09 20 2014
  7:01 am  
     •     
George Curry NNPA Columnist

Although Democrats hold a 55-45 majority in the Senate, Republicans had been able to block many of President Obama’s court nominees and appointments by requiring a supermajority for confirmation. Now, however, senators can no longer filibuster nominees to executive branch posts or the courts, with the exception of the Supreme Court. Legislation can still be filibustered as well as other Senate actions.

More than 10 percent of federal judgeships are vacant. The number considered “judicial emergencies” has increased by 85 percent since President Obama assumed office in 2009, according to a report issued in October by Alliance for Justice, a federation of more than 100 organizations devoted to making sure the federal judiciary advances core constitutional values, preserves human rights and unfettered access to the courts, and adheres to the even-handed administration of justice for all Americans.

“Our data show that the overwhelming majority of the blame for this crisis rests squarely with Senate Republicans,” said AFJ President Nan Aron.  “Where there still aren’t nominees, it’s usually because Republican Senators are refusing to recommend qualified candidates to fill vacancies in their home states.  And where there already are nominees, Republicans continue their unprecedented ‘obstruction of justice’ by continuing to stall those nominees.”

According to the report, 90 percent of all current vacancies without a nominee are in states with at least one Republican Senator.  Fifty-one percent are in states with two Republican Senators.

“That’s no coincidence,” Aron explained.  “Republicans have cynically abused Senate tradition and refused to approve proposed nominees in their home states.  Without that approval – which requires returning a ‘blue slip’ – the Senate Judiciary Committee won’t hold a hearing on a nominee.  Then these same Republicans turn around and blame the president for not nominating anyone to fill the vacancy.”

The opposition to President Obama is unprecedented.

“Before Obama, 20 executive branch nominees were filibustered. Under Obama, 16 have been filibustered,” the Washington Post noted. “… If current trends continue, they say, it’s entirely possible Obama could end up seeing more of his executive-branch nominees filibustered than every other president in history combined.”

The Alliance for Justice report found, “President Obama’s nominations have brought near parity between Democratic-appointed judges and Republican-appointed judges.  Since the end of the Bush Administration, the percentage of Republican-appointed circuit court judges dropped from 61.3 percent to 49.1 percent, and the percentage of Republican-appointed district court judges dropped from 58.6 percent to 50.3 percent.” It explained, “The president has appointed the highest percentage of women (42 percent) and minorities (38 percent) in history.”

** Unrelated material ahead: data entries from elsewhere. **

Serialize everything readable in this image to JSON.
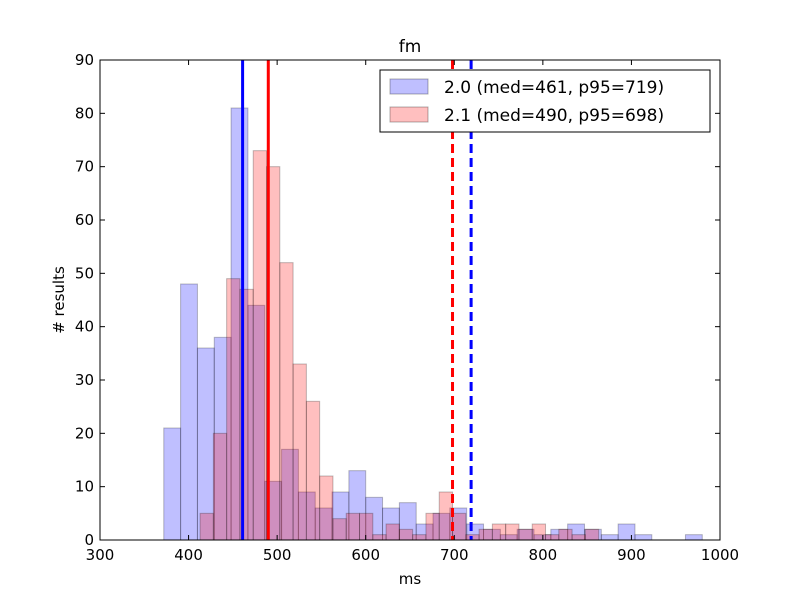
{
  "chart_data": {
    "type": "histogram",
    "title": "fm",
    "xlabel": "ms",
    "ylabel": "# results",
    "xlim": [
      300,
      1000
    ],
    "ylim": [
      0,
      90
    ],
    "xticks": [
      300,
      400,
      500,
      600,
      700,
      800,
      900,
      1000
    ],
    "yticks": [
      0,
      10,
      20,
      30,
      40,
      50,
      60,
      70,
      80,
      90
    ],
    "legend_position": "upper-right",
    "series": [
      {
        "name": "2.0 (med=461, p95=719)",
        "color": "#0000ff",
        "bin_width": 19,
        "bins": [
          {
            "x0": 372,
            "count": 21
          },
          {
            "x0": 391,
            "count": 48
          },
          {
            "x0": 410,
            "count": 36
          },
          {
            "x0": 429,
            "count": 38
          },
          {
            "x0": 448,
            "count": 81
          },
          {
            "x0": 467,
            "count": 44
          },
          {
            "x0": 486,
            "count": 11
          },
          {
            "x0": 505,
            "count": 17
          },
          {
            "x0": 524,
            "count": 9
          },
          {
            "x0": 543,
            "count": 6
          },
          {
            "x0": 562,
            "count": 9
          },
          {
            "x0": 581,
            "count": 13
          },
          {
            "x0": 600,
            "count": 8
          },
          {
            "x0": 619,
            "count": 6
          },
          {
            "x0": 638,
            "count": 7
          },
          {
            "x0": 657,
            "count": 3
          },
          {
            "x0": 676,
            "count": 5
          },
          {
            "x0": 695,
            "count": 6
          },
          {
            "x0": 714,
            "count": 3
          },
          {
            "x0": 733,
            "count": 2
          },
          {
            "x0": 752,
            "count": 1
          },
          {
            "x0": 771,
            "count": 2
          },
          {
            "x0": 790,
            "count": 1
          },
          {
            "x0": 809,
            "count": 2
          },
          {
            "x0": 828,
            "count": 3
          },
          {
            "x0": 847,
            "count": 2
          },
          {
            "x0": 866,
            "count": 1
          },
          {
            "x0": 885,
            "count": 3
          },
          {
            "x0": 904,
            "count": 1
          },
          {
            "x0": 961,
            "count": 1
          }
        ],
        "median": 461,
        "p95": 719
      },
      {
        "name": "2.1 (med=490, p95=698)",
        "color": "#ff0000",
        "bin_width": 15,
        "bins": [
          {
            "x0": 413,
            "count": 5
          },
          {
            "x0": 428,
            "count": 20
          },
          {
            "x0": 443,
            "count": 49
          },
          {
            "x0": 458,
            "count": 47
          },
          {
            "x0": 473,
            "count": 73
          },
          {
            "x0": 488,
            "count": 70
          },
          {
            "x0": 503,
            "count": 52
          },
          {
            "x0": 518,
            "count": 33
          },
          {
            "x0": 533,
            "count": 26
          },
          {
            "x0": 548,
            "count": 12
          },
          {
            "x0": 563,
            "count": 4
          },
          {
            "x0": 578,
            "count": 5
          },
          {
            "x0": 593,
            "count": 5
          },
          {
            "x0": 608,
            "count": 1
          },
          {
            "x0": 623,
            "count": 3
          },
          {
            "x0": 638,
            "count": 2
          },
          {
            "x0": 653,
            "count": 1
          },
          {
            "x0": 668,
            "count": 5
          },
          {
            "x0": 683,
            "count": 9
          },
          {
            "x0": 698,
            "count": 5
          },
          {
            "x0": 713,
            "count": 1
          },
          {
            "x0": 728,
            "count": 2
          },
          {
            "x0": 743,
            "count": 3
          },
          {
            "x0": 758,
            "count": 3
          },
          {
            "x0": 773,
            "count": 2
          },
          {
            "x0": 788,
            "count": 3
          },
          {
            "x0": 803,
            "count": 1
          },
          {
            "x0": 818,
            "count": 2
          },
          {
            "x0": 833,
            "count": 1
          },
          {
            "x0": 848,
            "count": 2
          }
        ],
        "median": 490,
        "p95": 698
      }
    ]
  }
}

Republicans are needlessly stalling the nominations. As Senate Minority Leader Mitch McConnell conceded, Obama’s nominee to become Secretary of Energy was eventually approved, 97-0; Secretary of Interior, 87-11, Secretary of Treasury, 71-26, Secretary of Commerce, 97-1, and Secretary of Transportation, 100-0.

Senate Majority Leader Harry Reid said in a speech, “That’s the whole point. They don’t have anything. There’s nothing wrong with these people. There’s nothing wrong with their qualifications. They [Republicans] simply want to stall what goes on.”

If Republicans could have their way, they would stall until the next president is elected, hoping that person will be a Republican.

The breaking point came when Senate Republicans blocked three nominees – Patricia Millett, Cornelia “Nina” Pillard and Robert L. Wilkins – to the U.S. Court of Appeals for the District of Columbia Circuit, which reviews many actions taken by the executive branch and is considered the second most powerful court in the nation. All three are imminently qualified and emerged from committee hearings unblemished.

Finally, Democrats went nuclear. Now, confirmation should be easier for Obama’s appointments to head the Department of Homeland Security, the Federal Reserve and the Federal Housing Finance Agency and other agencies.

In addition, the change gives Obama a better chance of making progress on issues he listed in his inaugural speech, including immigration reform, climate change, income inequity and gun violence.

However, this will not mark the end of Congressional gridlock. House Republicans appear to be still captive of the ultra-conservative Tea Party and their counterparts in the Senate are still intent on opposing Obama’s initiatives.

Even with the nuclear option, GOP Senators plan to actively oppose President Obama. That’s fine, but at least the minority will no longer be able to thwart the will of the majority.

Some Republicans say the latest move will make them less inclined to cooperate with Democrats. It’s hard to imagine bipartisanship being much lower than it is. This “do nothing” Congress has enacted only 49 laws, the fewest since such records were first kept in 1947.

And some Republicans, including Mitch McConnell, say they will change even more rules once they regain the majority. Majority rule is all Senate Democrats were seeking. They had been bullied long enough by the radical minority.

George E. Curry, former editor-in-chief of Emerge magazine, is editor-in-chief of the National Newspaper Publishers Association News Service.